Non riesce a incanutire.
**
Sotto la terra vibra l’officina
febbrile di gennaio. In superficie
nessun orecchio si impressiona. Eppure laggiù
il fermento ci riguarda.
In noi inavvertito scorre il sangue
dall’alba della nascita al morire.
Non si lascia vedere se non quando
dalla ferita urla il suo colore.
**
Guardàti di fronte, guardàti di profilo,
gli alberi hanno corna ricurve,
mimano angeli che spiccano il volo.
Bella giostra. M’invitano a salire.
Un viaggio senza meta in tutto il mondo:
resteremmo lì immobili, legati
a radici inflessibili.

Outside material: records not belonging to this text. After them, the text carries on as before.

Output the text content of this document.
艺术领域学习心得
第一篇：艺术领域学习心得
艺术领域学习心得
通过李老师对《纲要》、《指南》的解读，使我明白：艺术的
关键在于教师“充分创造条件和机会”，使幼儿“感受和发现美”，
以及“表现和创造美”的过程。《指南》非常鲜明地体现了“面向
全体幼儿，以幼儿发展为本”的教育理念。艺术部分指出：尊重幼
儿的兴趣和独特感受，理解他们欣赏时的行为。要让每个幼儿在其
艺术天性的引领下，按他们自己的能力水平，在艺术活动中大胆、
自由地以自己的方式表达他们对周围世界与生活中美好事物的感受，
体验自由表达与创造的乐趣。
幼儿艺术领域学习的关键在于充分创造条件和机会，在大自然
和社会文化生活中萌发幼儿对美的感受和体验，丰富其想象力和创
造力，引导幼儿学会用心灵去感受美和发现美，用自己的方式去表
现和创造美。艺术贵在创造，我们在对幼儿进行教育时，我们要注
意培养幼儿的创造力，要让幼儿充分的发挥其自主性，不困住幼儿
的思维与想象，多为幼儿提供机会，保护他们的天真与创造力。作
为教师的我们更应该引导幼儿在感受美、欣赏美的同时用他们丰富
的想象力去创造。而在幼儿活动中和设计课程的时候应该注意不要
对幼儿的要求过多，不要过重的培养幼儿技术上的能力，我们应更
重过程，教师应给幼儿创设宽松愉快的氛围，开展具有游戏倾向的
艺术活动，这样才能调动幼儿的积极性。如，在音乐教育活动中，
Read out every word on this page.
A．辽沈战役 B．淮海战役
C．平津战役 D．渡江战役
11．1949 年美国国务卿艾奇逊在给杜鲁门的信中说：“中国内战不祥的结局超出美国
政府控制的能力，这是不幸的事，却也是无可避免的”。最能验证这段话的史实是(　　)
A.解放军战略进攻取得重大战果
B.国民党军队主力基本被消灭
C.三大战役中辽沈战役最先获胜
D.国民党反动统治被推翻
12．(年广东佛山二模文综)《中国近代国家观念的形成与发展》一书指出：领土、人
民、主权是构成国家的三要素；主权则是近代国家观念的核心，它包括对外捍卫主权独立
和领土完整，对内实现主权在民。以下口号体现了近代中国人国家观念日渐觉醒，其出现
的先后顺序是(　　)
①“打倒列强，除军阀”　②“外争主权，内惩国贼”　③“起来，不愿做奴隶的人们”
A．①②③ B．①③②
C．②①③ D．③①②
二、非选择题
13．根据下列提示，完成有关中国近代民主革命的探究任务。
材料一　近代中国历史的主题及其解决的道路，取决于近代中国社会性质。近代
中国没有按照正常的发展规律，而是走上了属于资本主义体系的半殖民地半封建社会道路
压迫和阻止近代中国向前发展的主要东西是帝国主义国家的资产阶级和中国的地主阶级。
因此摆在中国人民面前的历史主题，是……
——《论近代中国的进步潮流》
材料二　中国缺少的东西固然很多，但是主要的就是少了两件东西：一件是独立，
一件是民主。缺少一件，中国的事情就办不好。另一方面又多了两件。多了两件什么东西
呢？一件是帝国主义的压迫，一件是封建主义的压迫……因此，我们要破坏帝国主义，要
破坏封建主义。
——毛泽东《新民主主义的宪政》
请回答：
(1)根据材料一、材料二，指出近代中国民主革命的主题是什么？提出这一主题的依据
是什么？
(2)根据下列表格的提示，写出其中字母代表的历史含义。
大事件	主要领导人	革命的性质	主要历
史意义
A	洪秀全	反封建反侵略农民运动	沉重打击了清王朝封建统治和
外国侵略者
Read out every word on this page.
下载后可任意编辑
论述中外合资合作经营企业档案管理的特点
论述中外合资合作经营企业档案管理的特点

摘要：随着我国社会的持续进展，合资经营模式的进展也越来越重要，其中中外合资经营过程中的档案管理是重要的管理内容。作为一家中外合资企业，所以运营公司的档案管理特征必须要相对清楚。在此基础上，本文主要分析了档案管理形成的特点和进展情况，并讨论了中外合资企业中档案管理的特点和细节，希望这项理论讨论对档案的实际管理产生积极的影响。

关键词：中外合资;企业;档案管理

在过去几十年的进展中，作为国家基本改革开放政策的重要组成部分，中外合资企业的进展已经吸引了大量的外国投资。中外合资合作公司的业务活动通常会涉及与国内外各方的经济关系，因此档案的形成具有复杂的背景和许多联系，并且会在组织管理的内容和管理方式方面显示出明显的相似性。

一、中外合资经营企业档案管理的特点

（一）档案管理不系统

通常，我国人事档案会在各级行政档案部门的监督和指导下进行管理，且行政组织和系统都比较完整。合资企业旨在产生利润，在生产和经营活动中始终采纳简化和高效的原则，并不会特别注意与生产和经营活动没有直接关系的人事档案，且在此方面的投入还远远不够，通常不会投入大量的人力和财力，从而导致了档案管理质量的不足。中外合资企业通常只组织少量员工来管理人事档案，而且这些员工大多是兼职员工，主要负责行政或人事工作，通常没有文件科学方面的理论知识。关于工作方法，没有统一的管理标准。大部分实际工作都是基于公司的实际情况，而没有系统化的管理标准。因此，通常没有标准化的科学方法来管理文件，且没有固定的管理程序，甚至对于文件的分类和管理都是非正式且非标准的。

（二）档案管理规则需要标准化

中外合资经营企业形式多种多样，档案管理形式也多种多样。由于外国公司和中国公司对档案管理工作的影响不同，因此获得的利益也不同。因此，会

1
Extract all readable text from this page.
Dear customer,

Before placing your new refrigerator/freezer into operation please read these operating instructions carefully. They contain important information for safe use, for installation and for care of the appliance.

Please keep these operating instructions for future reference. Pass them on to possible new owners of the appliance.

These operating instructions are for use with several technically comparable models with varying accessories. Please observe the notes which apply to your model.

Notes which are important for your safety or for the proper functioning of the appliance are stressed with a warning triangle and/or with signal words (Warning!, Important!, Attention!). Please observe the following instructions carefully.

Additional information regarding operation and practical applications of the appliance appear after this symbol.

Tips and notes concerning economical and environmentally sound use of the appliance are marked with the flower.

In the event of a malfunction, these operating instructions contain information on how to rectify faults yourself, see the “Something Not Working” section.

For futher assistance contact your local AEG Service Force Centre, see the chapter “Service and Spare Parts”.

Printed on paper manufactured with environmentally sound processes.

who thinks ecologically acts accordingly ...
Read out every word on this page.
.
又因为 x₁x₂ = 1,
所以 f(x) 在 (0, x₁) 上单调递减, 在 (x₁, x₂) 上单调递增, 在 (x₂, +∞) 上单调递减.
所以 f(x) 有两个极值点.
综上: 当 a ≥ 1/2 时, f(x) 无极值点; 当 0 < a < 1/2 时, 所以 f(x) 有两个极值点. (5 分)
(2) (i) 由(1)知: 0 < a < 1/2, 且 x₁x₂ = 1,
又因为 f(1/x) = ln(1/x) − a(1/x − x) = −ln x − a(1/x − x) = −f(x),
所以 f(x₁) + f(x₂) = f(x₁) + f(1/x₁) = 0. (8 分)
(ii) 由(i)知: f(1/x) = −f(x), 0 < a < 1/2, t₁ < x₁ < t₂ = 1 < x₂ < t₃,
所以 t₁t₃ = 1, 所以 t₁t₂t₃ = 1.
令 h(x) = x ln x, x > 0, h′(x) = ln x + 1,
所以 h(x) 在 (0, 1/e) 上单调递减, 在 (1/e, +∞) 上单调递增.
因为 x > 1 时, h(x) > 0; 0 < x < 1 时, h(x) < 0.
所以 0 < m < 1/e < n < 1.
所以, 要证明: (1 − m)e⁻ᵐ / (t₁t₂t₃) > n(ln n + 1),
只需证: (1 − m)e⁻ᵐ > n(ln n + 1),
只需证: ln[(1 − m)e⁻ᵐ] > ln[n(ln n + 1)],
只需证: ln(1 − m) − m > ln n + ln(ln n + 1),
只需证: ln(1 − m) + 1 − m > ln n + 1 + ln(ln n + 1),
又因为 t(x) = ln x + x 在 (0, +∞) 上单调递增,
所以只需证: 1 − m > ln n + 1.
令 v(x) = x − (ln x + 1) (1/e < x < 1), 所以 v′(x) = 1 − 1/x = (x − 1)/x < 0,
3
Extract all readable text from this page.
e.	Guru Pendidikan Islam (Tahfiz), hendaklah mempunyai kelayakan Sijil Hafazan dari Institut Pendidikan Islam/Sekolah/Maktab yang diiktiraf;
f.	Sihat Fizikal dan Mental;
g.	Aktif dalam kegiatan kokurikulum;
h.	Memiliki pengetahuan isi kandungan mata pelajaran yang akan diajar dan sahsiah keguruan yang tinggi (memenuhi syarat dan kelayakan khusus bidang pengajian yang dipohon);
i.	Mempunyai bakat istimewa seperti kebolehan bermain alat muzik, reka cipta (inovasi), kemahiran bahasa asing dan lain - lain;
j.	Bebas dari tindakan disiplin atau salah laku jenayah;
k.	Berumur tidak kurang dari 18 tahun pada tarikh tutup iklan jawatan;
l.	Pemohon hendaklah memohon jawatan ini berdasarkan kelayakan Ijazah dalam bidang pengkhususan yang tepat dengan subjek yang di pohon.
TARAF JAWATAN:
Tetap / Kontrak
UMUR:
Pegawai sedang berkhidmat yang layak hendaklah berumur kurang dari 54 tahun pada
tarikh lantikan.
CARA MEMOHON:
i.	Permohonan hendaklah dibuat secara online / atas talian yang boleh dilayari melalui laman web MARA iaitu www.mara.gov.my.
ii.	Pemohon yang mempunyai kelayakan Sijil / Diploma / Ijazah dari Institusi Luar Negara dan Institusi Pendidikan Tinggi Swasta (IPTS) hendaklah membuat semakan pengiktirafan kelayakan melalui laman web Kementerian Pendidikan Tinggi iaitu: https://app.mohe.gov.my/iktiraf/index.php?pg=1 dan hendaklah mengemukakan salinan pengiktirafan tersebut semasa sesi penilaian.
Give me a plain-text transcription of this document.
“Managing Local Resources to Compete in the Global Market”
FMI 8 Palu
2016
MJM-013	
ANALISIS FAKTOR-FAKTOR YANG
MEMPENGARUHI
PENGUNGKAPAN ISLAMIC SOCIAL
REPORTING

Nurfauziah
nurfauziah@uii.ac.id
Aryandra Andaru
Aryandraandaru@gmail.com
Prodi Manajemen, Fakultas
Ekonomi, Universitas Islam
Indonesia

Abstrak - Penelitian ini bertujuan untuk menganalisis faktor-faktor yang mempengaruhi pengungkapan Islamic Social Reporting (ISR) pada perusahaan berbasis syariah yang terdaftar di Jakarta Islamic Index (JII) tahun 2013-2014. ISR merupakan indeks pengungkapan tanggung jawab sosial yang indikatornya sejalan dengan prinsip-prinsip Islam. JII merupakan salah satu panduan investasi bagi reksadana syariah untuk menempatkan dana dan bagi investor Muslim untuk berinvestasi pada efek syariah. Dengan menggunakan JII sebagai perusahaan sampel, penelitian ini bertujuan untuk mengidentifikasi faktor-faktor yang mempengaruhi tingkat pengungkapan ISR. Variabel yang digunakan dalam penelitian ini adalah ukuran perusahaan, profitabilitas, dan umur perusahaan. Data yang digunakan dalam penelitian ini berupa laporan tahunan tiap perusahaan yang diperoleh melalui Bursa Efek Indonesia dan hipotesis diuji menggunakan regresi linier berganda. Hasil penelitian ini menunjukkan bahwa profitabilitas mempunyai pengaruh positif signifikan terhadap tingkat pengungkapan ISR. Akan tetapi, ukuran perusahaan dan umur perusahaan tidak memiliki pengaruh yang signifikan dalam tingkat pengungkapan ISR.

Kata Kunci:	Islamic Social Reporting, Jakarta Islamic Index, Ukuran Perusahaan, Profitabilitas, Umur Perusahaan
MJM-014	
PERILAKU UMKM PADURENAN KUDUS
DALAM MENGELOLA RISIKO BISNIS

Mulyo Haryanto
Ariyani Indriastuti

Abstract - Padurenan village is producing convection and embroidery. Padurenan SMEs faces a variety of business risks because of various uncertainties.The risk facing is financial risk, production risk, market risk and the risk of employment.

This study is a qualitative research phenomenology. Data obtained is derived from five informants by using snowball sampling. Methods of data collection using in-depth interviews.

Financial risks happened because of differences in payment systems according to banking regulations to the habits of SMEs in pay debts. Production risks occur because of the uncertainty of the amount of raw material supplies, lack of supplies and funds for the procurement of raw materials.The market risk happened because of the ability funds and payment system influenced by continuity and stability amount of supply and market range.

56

Ma il cielo
senza radici ruoterebbe per noi.
Maria Luisa Spaziani, (Torino, 1922-Roma, 2014) è stata a lungo docente di Letteratura francese ed è autrice di importanti traduzioni, da Racine, Yourcenar, Tournier. Fondatrice del Centro Internazionale Eugenio Montale e del premio Montale, ha pubblicato le seguenti raccolte di poesia: Le acque del sabato(1954), Il gong (1962), Utilità della memoria (1966), L’occhio del ciclone (1970), Transito con catene(1977), Geometria del disordine (1981, premio Viareggio), La stella del libero arbitrio (1986), I fasti dell’ortica (1996). Autrice del poema-romanzo Giovanna D’Arco (1990), di Donne in poesia (1992), di racconti (La freccia, 2000), lavori teatrali (La vedova Goldoni, La Ninfa e il suo re) e di critica letteraria. Tutti i suoi libri di versi sono stati pubblicati nello Specchio e poi raccolti in un Meridiano (2012)
Per me una delle più intense poetesse contemporanee. Da “Transito con catene” in poi.